Şehit taksi şoförü Murat Arslan’ın babası Mahmut Arslan, oğlunun duraktan binen teröristlerin TUSAŞ’da katliam yaptığını belirterek, “Oğlumu bagaja koyup sırtından vurmuşlar. Hala oğlumu göremedim” dedi. Arslan ailesi büyük bir acı içinde sarsılırken, Murat Arslan’ın arkadaşı Rasim Can Oraz da saldırının ardından üzgün ve sinirli olduklarını dile getirdi. Oraz, Murat ağabeyin iyi bir insan ve esnaf olduğunu vurgulayarak, “Kimseye zararları yoktu. Üzgünüz” ifadelerini kullandı.
Takside yaşanan bu vahim olay, Kahramankazan’da ve TUSAŞ’ta derin bir üzüntü ve endişeye sebep oldu. Saldırının detayları ise polis ekipleri ve yetkililer tarafından titizlikle incelenmeye devam ediyor. Henüz teröristlerin kimlikleri ve saldırının arkasındaki motivasyon netlik kazanmış değil.
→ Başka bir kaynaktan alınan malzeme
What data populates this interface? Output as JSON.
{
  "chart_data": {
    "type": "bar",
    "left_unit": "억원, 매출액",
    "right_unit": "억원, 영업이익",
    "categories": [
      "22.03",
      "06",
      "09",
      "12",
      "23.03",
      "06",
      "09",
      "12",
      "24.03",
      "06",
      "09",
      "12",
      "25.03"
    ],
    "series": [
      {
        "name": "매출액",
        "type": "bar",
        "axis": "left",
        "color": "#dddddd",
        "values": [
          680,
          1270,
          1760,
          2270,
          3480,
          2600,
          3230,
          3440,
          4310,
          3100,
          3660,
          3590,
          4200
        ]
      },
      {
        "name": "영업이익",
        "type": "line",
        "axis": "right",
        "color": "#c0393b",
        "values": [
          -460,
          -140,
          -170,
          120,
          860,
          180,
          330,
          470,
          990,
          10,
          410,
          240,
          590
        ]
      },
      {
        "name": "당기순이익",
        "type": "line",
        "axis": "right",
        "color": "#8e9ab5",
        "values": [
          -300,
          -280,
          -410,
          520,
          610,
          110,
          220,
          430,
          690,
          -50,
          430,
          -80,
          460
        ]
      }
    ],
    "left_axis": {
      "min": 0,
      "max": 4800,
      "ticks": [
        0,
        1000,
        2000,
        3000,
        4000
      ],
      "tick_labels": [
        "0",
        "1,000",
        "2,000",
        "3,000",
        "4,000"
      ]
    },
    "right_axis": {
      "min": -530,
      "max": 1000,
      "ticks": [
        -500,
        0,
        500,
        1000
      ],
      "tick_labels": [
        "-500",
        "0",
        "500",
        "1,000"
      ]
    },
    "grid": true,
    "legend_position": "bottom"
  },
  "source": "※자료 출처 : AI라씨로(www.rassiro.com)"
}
Ancak bu acı olay, bir kez daha terörün ne kadar kalleş ve insafsız bir yöntem olduğunu gözler önüne serdi.
Murat Arslan’ın ani ve acı dolu vefatı, ailesini, arkadaşlarını ve komşularını derin bir yasa boğarken, ülke genelinde de büyük bir üzüntü yarattı. Sosyal medyada ve basın yayın organlarında saldırıya ilişkin geniş çaplı bir kınama ve tepki dalgası oluştu. Teröristlerin bu menfur eylemleri, Türkiye’nin birlik ve beraberliğine yönelik bir saldırı olarak nitelendirilirken, tüm güvenlik birimleri de tepki gösterdiler.
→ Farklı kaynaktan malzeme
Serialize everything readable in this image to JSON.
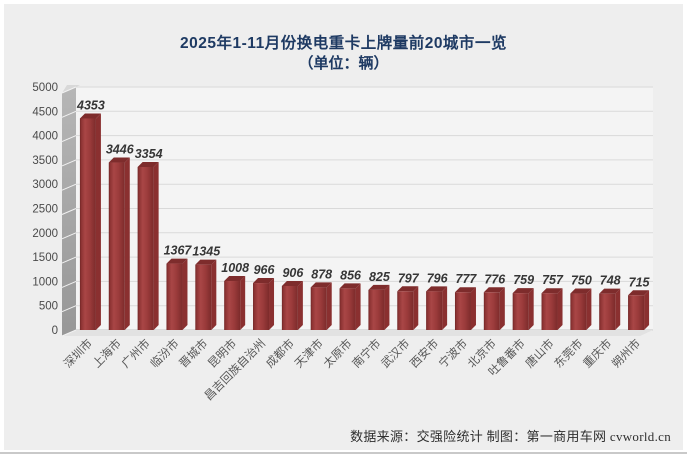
{
  "page": {
    "background_color": "#eeeeee",
    "frame_border_color": "#ffffff"
  },
  "chart_data": {
    "type": "bar",
    "title": "2025年1-11月份换电重卡上牌量前20城市一览",
    "subtitle": "（单位：辆）",
    "unit": "辆",
    "categories": [
      "深圳市",
      "上海市",
      "广州市",
      "临汾市",
      "晋城市",
      "昆明市",
      "昌吉回族自治州",
      "成都市",
      "天津市",
      "太原市",
      "南宁市",
      "武汉市",
      "西安市",
      "宁波市",
      "北京市",
      "吐鲁番市",
      "唐山市",
      "东莞市",
      "重庆市",
      "朔州市"
    ],
    "values": [
      4353,
      3446,
      3354,
      1367,
      1345,
      1008,
      966,
      906,
      878,
      856,
      825,
      797,
      796,
      777,
      776,
      759,
      757,
      750,
      748,
      715
    ],
    "ylim": [
      0,
      5000
    ],
    "ytick_step": 500,
    "yticks": [
      0,
      500,
      1000,
      1500,
      2000,
      2500,
      3000,
      3500,
      4000,
      4500,
      5000
    ],
    "grid": true,
    "legend": "none",
    "style_3d": true,
    "colors": {
      "bar_face": "#9b3b3b",
      "bar_face_light": "#a94646",
      "bar_face_dark": "#7c2b2b",
      "bar_edge_dark": "#6e2525",
      "bar_top": "#7e2c2c",
      "bar_side": "#8a3030",
      "wall": "#a8a8a8",
      "wall_cap": "#d8d8d8",
      "floor": "#e2e2e2",
      "plot_bg": "#f4f4f4",
      "gridline": "#d9d9d9",
      "baseline": "#c4c4c4",
      "title_color": "#1e3a63",
      "value_label_color": "#363636",
      "axis_label_color": "#575757"
    }
  },
  "footer": {
    "text": "数据来源：交强险统计  制图：第一商用车网 cvworld.cn"
  }
}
TUSAŞ’a yapılan bu saldırı, sadece bir kuruma değil, Türk milletine yönelik bir saldırı olarak da değerlendiriliyor. Arslan ailesi ve saldırının mağdurları için ise dualar ve destek mesajları yükseliyor. Terörün hiçbir din, dil, ırk veya ideoloji tanımadığı bir kez daha kanıtlandı ve Türkiye’nin teröre karşı kararlılığı bir kez daha vurgulandı.